Actually, his opinions in the marquee cases of the 2014-2015 Supreme Court term aren’t difficult to reconcile. Agree or disagree with Roberts on the merits, one can easily discern an essentially restrained jurist concerned with promoting the machinery of democracy and the reputation of the highest court in the land.
In King v. Burwell, the chief justice wrote for a six-member majority that slogged through the convoluted text of the 2010 act. His mission: figure out what Congress tried to accomplish by providing tax credits to encourage individuals to buy health insurance.
Roberts acknowledged that lawmakers did a sloppy drafting job. The law states that people can get the credits when they obtain coverage via an online exchange “established by the state.” Conservative foes of the Obama administration demanded a literal interpretation of those four words, which would have limited the benefit to residents of just the 16 states that established their own exchanges. Limiting the credits in that fashion would have wrecked insurance markets and denied coverage to millions of Americans. “Congress passed the Affordable Care Act to improve health insurance markets, not to destroy them,” Roberts concluded. “If at all possible, we must interpret the act in a way that is consistent with the former and avoids the latter.”
He explained the philosophy undergirding this conclusion: “In a democracy, the power to make the law rests with those chosen by the people. Our role is more confined—’to say what the law is.’” That’s a quote from the foundational Supreme Court case about judicial power, Marbury v. Madison (1803). Saying what the law “is” turns out to be “easier in some cases than in others,” Roberts continued. “But in every case we must respect the role of the legislature, and take care not to undo what it has done. A fair reading of the legislation demands a fair understanding of the legislative plan.”
In dissent, Justice Antonin Scalia offered an angry protest. “The court,” he wrote, “holds that when [PPACA] says ‘exchange established by the state’ it means ‘exchange established by the state or the federal government.’ That is of course quite absurd.” Scalia also suggested that Roberts had twisted legal logic to aid the White House agenda. “We should start calling this law ‘SCOTUScare,’” Scalia wrote. The Roberts majority, Scalia wrote, “favors some laws over others, and is prepared to do whatever it takes to uphold and assist its favorites.”
A better reading of Roberts’s opinion would emphasize his enthusiasm for carrying out the laws favored by “we the People,” as reflected by enactments passed by our elected representatives and signed by our president.
In the 5-4 gay marriage case, Obergefell v. Hodges, Roberts wrote the lead dissent from Justice Anthony Kennedy’s sweeping majority opinion that legalizes gay marriage in all 50 states. Roberts was notably gracious toward the gay couples who challenged state same-sex marriage bans. “If you are among the many Americans—of whatever sexual orientation—who favor expanding same-sex marriage, by all means celebrate today’s decision,” he wrote. “Celebrate the achievement of a desired goal. Celebrate the opportunity for a new expression of commitment to a partner. Celebrate the availability of new benefits. But do not celebrate the Constitution. It had nothing to do with it.”

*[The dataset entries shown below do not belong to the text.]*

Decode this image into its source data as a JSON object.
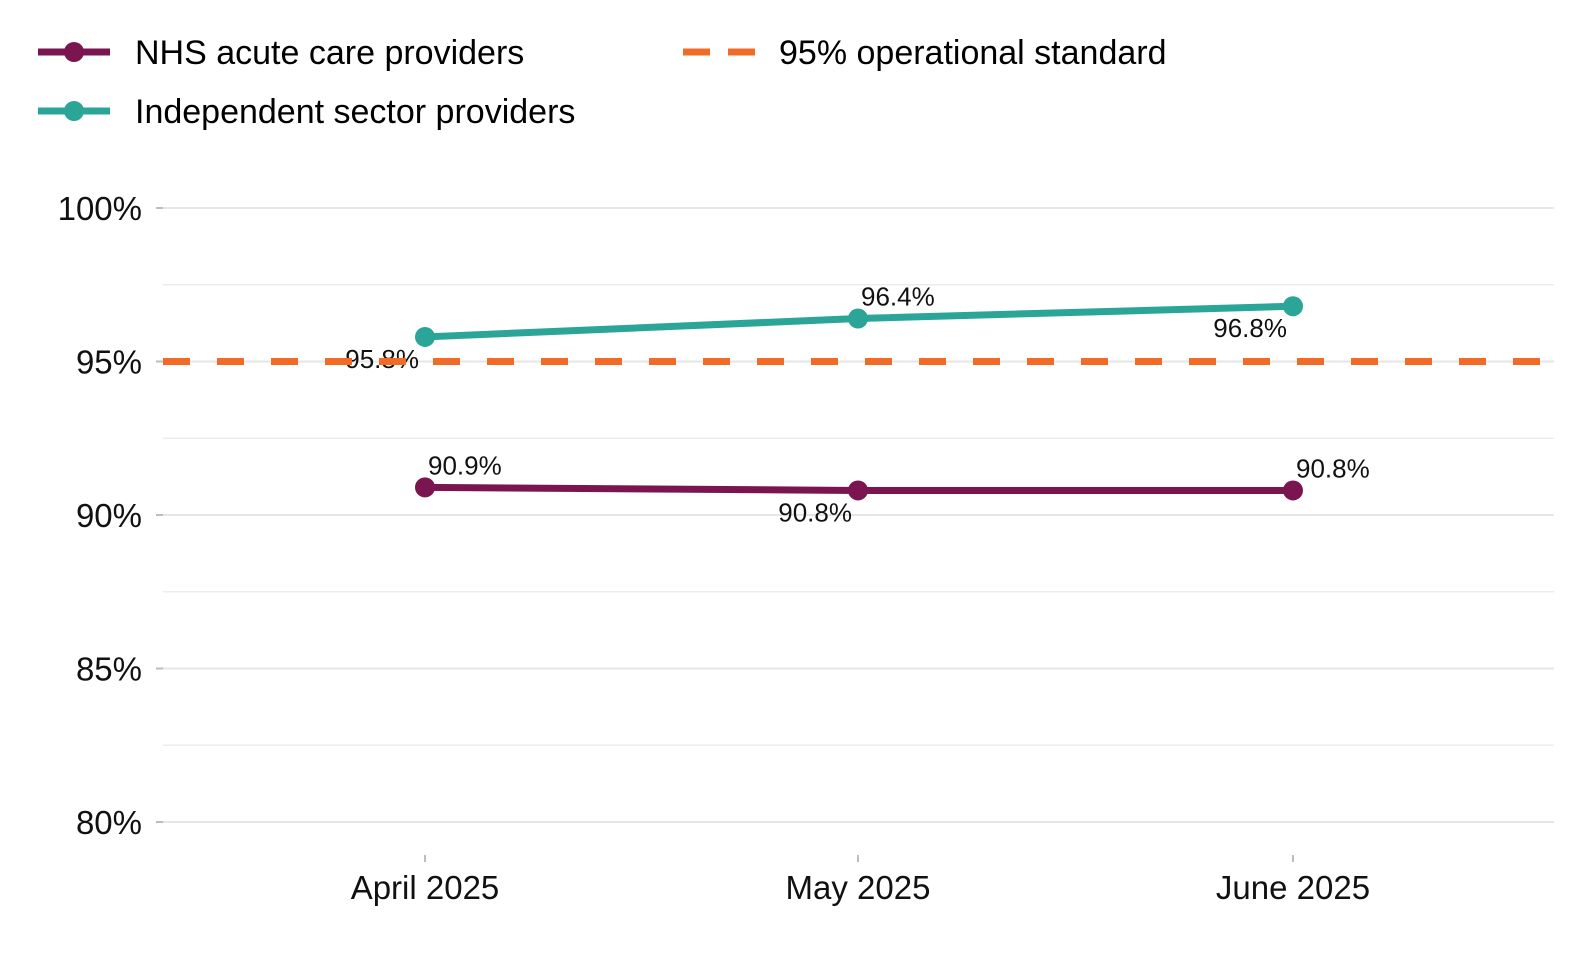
{
  "chart_data": {
    "type": "line",
    "title": "",
    "xlabel": "",
    "ylabel": "",
    "categories": [
      "April 2025",
      "May 2025",
      "June 2025"
    ],
    "ylim": [
      80,
      100
    ],
    "yticks": [
      80,
      85,
      90,
      95,
      100
    ],
    "ytick_labels": [
      "80%",
      "85%",
      "90%",
      "95%",
      "100%"
    ],
    "grid": true,
    "legend_position": "top-left",
    "series": [
      {
        "name": "NHS acute care providers",
        "color": "#7b1550",
        "values": [
          90.9,
          90.8,
          90.8
        ],
        "labels": [
          "90.9%",
          "90.8%",
          "90.8%"
        ],
        "label_positions": [
          "above-right",
          "below-left",
          "above-right"
        ]
      },
      {
        "name": "Independent sector providers",
        "color": "#2aa597",
        "values": [
          95.8,
          96.4,
          96.8
        ],
        "labels": [
          "95.8%",
          "96.4%",
          "96.8%"
        ],
        "label_positions": [
          "below-left",
          "above-right",
          "below-left"
        ]
      }
    ],
    "reference_line": {
      "name": "95% operational standard",
      "value": 95,
      "color": "#f26b26",
      "style": "dashed"
    }
  }
}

By this he meant that Kennedy and the high court’s four-member liberal wing had concocted a constitutional right to same-sex marriage, one that short-circuited a still-roiling political debate in the states. “Whether same-sex marriage is a good idea should be of no concern to us,” Roberts wrote. “Under the Constitution, judges have power to say what the law is, not what it should be. … The fundamental right to marry does not include a right to make a state change its definition of marriage.”
Roberts grounded his position on gay marriage in judicial modesty and the credibility of the courts. He described himself as “skeptical that the legal abilities of judges also reflect insight into moral and philosophical issues.” Supreme Court justices, he continued, “are unelected and unaccountable.” The legitimacy of judicial authority “depends on confining it to the exercise of legal judgment. It is more attuned to the lessons of history, and what it has meant for the country and court when justices have exceeded their proper bounds.”
I happen to agree with the bottom line Roberts reached on Obamacare. I disagree with him on gay marriage. But over two consequential days at the highest court in the land, the chief justice has shown consistency in articulating the role of the leader of the judicial branch of government. For that he deserves bipartisan respect.